Don’t know about you but I cannot imagine how we will ever go back to indoor cinema visits, concerts and festivals, night clubs (for my kids!), rugby and football matches. I’m sure we will but also think everything will be done rather differently, hopefully for the better. Unlike many, I love change!
The annual International Edinburgh Festival was one of many significant events cancelled in 2020 for the first time since its inception in 1947. It has been cancelled this year too. Although devastating for all those working in the arts, tourism and hospitality, the upside was that Edinburgh residents were able to enjoy the delights of an unusually empty city last August. This year I suspect its cancellation will serve as a sad reminder of how devastating the pandemic has been to so many. No-one expected that 2021 would also be as good as wiped out by Covid yet here we are, stuck at home, no festival, no travel, no holidays, no pubs or restaurants, no hugs. It’s the only time we wish we were older so we could get bumped up the queue to get the vaccine! We will miss the tourists, the buzz, the amazing concerts, plays and events and the city will miss the additional huge amount of revenue the festival generates. Our kids will miss the seasonal jobs which were easy to secure, great experience for them and great fun.

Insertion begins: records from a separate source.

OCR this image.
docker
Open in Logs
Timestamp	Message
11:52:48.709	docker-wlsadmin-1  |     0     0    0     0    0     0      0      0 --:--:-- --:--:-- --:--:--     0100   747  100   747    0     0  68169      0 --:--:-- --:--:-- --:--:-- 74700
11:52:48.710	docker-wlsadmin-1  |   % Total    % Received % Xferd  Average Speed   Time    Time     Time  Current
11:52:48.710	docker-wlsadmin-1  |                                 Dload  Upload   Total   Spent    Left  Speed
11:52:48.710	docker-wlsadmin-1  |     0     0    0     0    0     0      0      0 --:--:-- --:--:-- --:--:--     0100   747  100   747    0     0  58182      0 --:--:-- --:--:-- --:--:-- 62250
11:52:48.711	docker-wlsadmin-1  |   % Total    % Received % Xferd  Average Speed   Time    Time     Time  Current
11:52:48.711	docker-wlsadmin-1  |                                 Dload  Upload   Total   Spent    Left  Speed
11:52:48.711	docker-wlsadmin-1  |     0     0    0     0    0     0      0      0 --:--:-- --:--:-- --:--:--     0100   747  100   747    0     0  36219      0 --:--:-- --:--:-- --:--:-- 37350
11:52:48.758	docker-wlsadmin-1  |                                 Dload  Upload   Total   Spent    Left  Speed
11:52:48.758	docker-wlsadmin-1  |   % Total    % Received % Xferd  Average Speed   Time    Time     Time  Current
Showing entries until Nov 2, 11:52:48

I read that the pandemic has accelerated the use of plastic in lieu of cash and while for some, there are clearly upsides, there are downsides to others.
Think of the street performers and buskers who relied on cash donations - apparently some now have their own ‘contactless donations’ hand-held contactless devices! I am struggling to imagine the thousands of street performers in the Edinburgh Festival getting the public to hang around after a performance, queuing up with their credit cards to make a donation! I’m sure we’ll all adjust to whatever solution is presented; I hope so.
That got me thinking about all the beggars I still see as I cycle around the quiet streets of Edinburgh for my permitted daily exercise, of which, ashamedly, there are far too many. Have you noticed how very empty their hats are through the pandemic as they ask for spare change – and no-one has any cash! No hand-held money collecting devices for them (yet?). How on earth are they surviving with so little cash? Many, I suspect, are not.
An experiment was carried out at a University in the USA several years ago, where 3 groups of students were asked to dress as beggars and go sit around the streets. Each group had a sign displayed asking for varying amounts of money.
Group 1 – ‘spare change’
Group 2 – ‘a quarter’
Group 3 – ‘ 37 cents’
Guess which group got the highest amount of donations? Group 3. Why? Because they asked for a very specific amount which, even though it was more than the ‘quarter’, which arguably is also specific but more generic in terminology, leading people to assume that because the number was so precise, specific, that it must be needed for a particular cause.
This is good advice for negotiators who are often not specific with what they want, need, can or can’t do and expect the other party to read their minds or guess. Dangerous assumption as very rarely will they guess at your favoured end of the deal and you will have to then do a lot of work to try to drag them to where you want them.
So, In a negotiation don’t be afraid to ask for what you want, tell the other side upfront what you can and cannot do. Don’t be vague, unless you have a lot of time to waste and like to be disappointed.